- Mong Pawk Location in Myanmar
- Coordinates: 22°1′N 99°19′E﻿ / ﻿22.017°N 99.317°E
- Country: Myanmar
- Division: Shan State
- District: Kengtung District
- Township: Mong Yang Township

Population (2005)
- • Ethnicities: Shan Wa
- • Religions: Buddhism
- Time zone: UTC+6.30 (MST)

= Mong Pawk =

Mong Pawk (မိုင်းပေါက်မြို့, ဝဵင်းမိူင်းပွၵ်ႉ, Parauk: Meung' Pawg, 勐波) is a city in the de facto independent Wa State of far eastern Myanmar only 10 kilometres from the border with China.
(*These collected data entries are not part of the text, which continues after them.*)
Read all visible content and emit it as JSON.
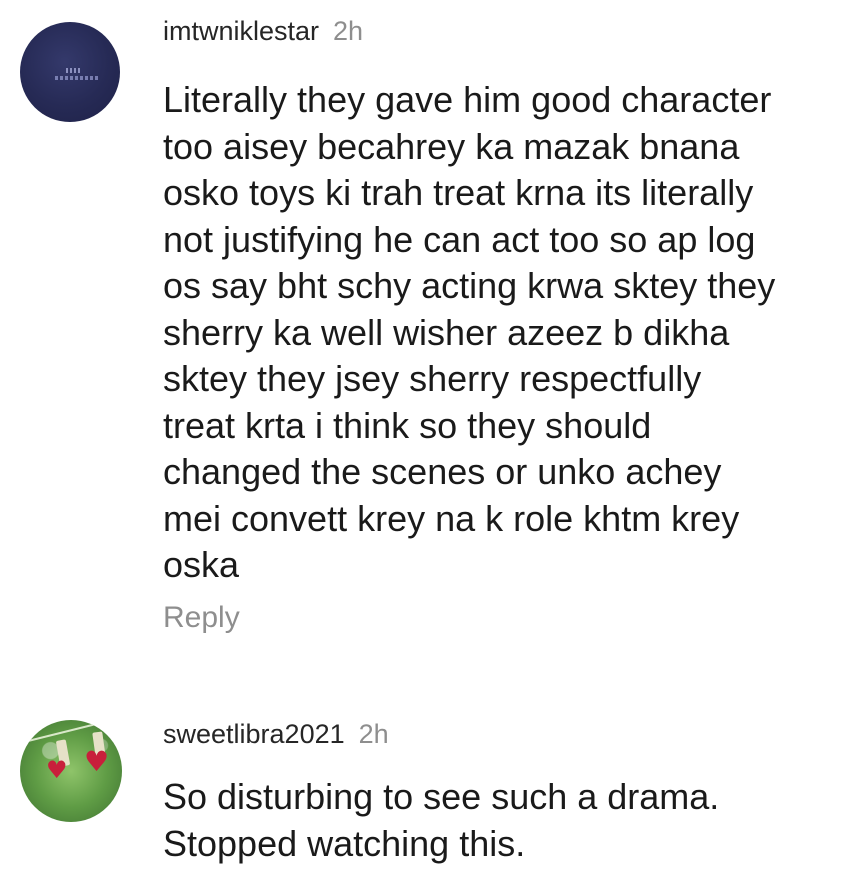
{
  "comments": [
    {
      "username": "imtwniklestar",
      "time": "2h",
      "text": "Literally they gave him good character\ntoo aisey becahrey ka mazak bnana\nosko toys ki trah treat krna its literally\nnot justifying he can act too so ap log\nos say bht schy acting krwa sktey they\nsherry ka well wisher azeez b dikha\nsktey they jsey sherry respectfully\ntreat krta i think so they should\nchanged the scenes or unko achey\nmei convett krey na k role khtm krey\noska",
      "reply_label": "Reply",
      "avatar_icon": "dark-blue-logo-avatar"
    },
    {
      "username": "sweetlibra2021",
      "time": "2h",
      "text": "So disturbing to see such a drama.\nStopped watching this.",
      "avatar_icon": "hearts-on-clothesline-avatar"
    }
  ],
  "colors": {
    "username": "#262626",
    "time": "#8e8e8e",
    "body": "#1a1a1a",
    "reply": "#8e8e8e",
    "background": "#ffffff"
  }
}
It is just south of Pangkham. It is the largest city of Wa State.

==Geography==
Mong Pawk is part of Mong Yang Township, which is under Myanmar Government control, but the city itself is under the control of UWSA. The 23rd anniversary of a mutiny was held in Mong Pawk on 17 April 2012.

In 2008 the United Wa State Army (UWSA) was strongly against giving away the area of Mong Pawk from its control because it serves as a link with its ally, the National Democratic Alliance Army in Mongla.